Find the quotient and the remainder when $x^{3}+x^{2}-10x+8$ is divided by $x+3$.

(N/A) To find the quotient and remainder,we perform polynomial long division of $(x^{3}+x^{2}-10x+8)$ by $(x+3)$:
$1$. Divide the first term of the dividend $(x^3)$ by the first term of the divisor $(x)$ to get $x^2$.
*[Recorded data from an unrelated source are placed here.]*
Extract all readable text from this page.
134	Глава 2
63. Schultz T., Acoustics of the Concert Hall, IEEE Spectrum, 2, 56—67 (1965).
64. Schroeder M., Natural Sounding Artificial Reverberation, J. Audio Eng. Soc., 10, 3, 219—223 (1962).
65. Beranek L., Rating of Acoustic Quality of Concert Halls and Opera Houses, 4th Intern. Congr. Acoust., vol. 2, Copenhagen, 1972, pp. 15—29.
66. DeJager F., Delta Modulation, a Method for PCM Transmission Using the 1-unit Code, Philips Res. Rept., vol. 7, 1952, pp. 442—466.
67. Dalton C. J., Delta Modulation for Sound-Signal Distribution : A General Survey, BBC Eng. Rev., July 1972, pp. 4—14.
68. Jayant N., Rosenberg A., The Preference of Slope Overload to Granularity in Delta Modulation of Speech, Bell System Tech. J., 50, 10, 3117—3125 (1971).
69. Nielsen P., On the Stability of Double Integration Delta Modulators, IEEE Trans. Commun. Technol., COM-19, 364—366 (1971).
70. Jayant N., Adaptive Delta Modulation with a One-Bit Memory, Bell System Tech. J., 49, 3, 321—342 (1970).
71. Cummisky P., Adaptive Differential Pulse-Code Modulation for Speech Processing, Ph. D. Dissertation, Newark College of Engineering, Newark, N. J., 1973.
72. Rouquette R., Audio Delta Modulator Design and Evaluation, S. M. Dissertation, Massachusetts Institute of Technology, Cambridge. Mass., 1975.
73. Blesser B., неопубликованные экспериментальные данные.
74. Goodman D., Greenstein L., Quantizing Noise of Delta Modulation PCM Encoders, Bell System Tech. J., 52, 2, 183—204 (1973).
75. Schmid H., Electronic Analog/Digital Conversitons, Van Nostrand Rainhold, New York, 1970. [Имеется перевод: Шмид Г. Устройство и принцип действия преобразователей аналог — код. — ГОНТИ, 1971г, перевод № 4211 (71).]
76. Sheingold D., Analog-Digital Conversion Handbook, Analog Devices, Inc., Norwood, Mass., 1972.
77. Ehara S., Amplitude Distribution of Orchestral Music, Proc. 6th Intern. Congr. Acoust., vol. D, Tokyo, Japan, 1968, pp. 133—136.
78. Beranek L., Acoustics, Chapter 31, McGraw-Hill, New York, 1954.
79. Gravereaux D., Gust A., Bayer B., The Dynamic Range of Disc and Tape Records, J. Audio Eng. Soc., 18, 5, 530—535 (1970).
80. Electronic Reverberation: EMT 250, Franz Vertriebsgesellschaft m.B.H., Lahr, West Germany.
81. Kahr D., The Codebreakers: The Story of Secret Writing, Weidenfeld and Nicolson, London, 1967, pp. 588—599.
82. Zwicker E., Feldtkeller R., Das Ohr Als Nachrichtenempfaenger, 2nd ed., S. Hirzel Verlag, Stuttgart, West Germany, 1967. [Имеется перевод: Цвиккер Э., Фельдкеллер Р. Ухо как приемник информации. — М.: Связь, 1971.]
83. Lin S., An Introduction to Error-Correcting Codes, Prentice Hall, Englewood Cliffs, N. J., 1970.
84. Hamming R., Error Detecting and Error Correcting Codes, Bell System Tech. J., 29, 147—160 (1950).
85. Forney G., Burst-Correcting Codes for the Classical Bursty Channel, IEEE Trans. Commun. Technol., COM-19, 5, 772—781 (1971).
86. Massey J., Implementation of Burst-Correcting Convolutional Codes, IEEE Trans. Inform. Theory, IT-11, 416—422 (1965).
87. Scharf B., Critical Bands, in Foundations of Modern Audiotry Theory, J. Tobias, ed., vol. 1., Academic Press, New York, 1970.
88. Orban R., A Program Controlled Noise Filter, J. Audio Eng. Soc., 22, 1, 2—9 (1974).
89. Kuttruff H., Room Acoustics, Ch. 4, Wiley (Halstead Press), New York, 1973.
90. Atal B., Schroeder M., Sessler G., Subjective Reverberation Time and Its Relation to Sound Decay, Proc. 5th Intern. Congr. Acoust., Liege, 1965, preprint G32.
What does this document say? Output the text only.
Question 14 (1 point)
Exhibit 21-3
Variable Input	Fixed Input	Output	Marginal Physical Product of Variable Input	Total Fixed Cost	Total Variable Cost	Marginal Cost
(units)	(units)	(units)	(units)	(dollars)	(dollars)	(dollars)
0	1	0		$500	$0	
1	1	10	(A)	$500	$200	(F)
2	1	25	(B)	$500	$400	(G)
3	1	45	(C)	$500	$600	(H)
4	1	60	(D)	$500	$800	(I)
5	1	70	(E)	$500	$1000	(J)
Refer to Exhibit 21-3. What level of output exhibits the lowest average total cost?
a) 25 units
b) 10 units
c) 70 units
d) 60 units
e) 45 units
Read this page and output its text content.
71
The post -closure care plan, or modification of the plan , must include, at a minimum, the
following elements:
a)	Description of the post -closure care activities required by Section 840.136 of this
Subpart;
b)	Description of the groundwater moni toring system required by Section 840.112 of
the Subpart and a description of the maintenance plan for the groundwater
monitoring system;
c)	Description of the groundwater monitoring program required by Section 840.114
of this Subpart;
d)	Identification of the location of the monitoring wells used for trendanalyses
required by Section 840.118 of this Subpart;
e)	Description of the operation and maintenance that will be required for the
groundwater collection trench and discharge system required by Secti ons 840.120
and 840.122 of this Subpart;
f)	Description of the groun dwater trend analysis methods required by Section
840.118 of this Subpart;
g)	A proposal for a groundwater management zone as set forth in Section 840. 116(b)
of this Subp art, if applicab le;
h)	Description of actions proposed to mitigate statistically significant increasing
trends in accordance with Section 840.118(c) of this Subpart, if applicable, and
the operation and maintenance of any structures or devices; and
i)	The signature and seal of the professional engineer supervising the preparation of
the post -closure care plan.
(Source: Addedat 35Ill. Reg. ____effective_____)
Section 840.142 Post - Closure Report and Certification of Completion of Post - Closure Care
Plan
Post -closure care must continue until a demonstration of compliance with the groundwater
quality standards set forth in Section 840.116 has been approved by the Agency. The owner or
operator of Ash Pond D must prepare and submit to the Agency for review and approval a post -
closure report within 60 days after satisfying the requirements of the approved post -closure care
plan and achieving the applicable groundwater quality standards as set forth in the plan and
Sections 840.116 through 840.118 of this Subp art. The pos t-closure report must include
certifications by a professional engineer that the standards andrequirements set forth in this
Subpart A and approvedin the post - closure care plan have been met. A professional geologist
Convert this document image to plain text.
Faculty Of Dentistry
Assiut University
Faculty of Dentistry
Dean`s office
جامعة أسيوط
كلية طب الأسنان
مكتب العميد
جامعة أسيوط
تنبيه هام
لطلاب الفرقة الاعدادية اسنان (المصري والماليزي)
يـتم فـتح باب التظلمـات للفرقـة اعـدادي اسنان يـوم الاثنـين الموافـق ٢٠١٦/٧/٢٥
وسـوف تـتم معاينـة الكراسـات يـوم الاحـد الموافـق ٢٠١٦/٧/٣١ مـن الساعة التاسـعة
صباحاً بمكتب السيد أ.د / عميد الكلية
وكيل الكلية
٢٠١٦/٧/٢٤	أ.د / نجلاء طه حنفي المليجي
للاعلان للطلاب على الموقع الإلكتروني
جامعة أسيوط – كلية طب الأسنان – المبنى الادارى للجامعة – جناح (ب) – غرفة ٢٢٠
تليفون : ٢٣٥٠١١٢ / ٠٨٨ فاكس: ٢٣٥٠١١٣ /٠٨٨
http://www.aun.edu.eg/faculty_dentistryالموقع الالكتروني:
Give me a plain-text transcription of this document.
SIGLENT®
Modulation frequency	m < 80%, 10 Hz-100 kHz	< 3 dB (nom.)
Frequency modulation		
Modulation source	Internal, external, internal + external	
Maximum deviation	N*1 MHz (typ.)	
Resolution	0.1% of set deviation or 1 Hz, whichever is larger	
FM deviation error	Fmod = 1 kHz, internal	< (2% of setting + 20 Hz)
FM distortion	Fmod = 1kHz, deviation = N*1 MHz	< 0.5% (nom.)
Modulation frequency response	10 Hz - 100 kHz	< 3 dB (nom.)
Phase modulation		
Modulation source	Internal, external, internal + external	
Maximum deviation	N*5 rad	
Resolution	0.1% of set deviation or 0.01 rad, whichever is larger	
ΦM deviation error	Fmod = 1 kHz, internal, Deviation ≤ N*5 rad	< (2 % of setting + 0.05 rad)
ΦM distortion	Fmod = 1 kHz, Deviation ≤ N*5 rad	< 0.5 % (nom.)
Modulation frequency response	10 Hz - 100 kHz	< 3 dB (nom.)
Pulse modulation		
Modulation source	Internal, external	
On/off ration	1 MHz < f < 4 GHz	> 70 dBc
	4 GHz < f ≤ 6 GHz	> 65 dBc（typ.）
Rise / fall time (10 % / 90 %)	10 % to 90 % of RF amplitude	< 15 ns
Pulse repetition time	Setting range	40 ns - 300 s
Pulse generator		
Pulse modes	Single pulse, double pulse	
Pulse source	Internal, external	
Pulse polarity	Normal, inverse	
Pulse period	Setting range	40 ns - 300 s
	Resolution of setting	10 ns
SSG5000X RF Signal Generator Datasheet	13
$2$. Multiply $x^2$ by $(x+3)$ to get $x^3+3x^2$. Subtract this from the dividend: $(x^3+x^2-10x+8) - (x^3+3x^2) = -2x^2-10x+8$.
$3$. Divide the new first term $(-2x^2)$ by $x$ to get $-2x$.
$4$. Multiply $-2x$ by $(x+3)$ to get $-2x^2-6x$. Subtract this: $(-2x^2-10x+8) - (-2x^2-6x) = -4x+8$.
$5$. Divide the new first term $(-4x)$ by $x$ to get $-4$.
$6$. Multiply $-4$ by $(x+3)$ to get $-4x-12$. Subtract this: $(-4x+8) - (-4x-12) = 20$.
Thus,the Quotient $= x^{2}-2x-4$ and the Remainder $= 20$.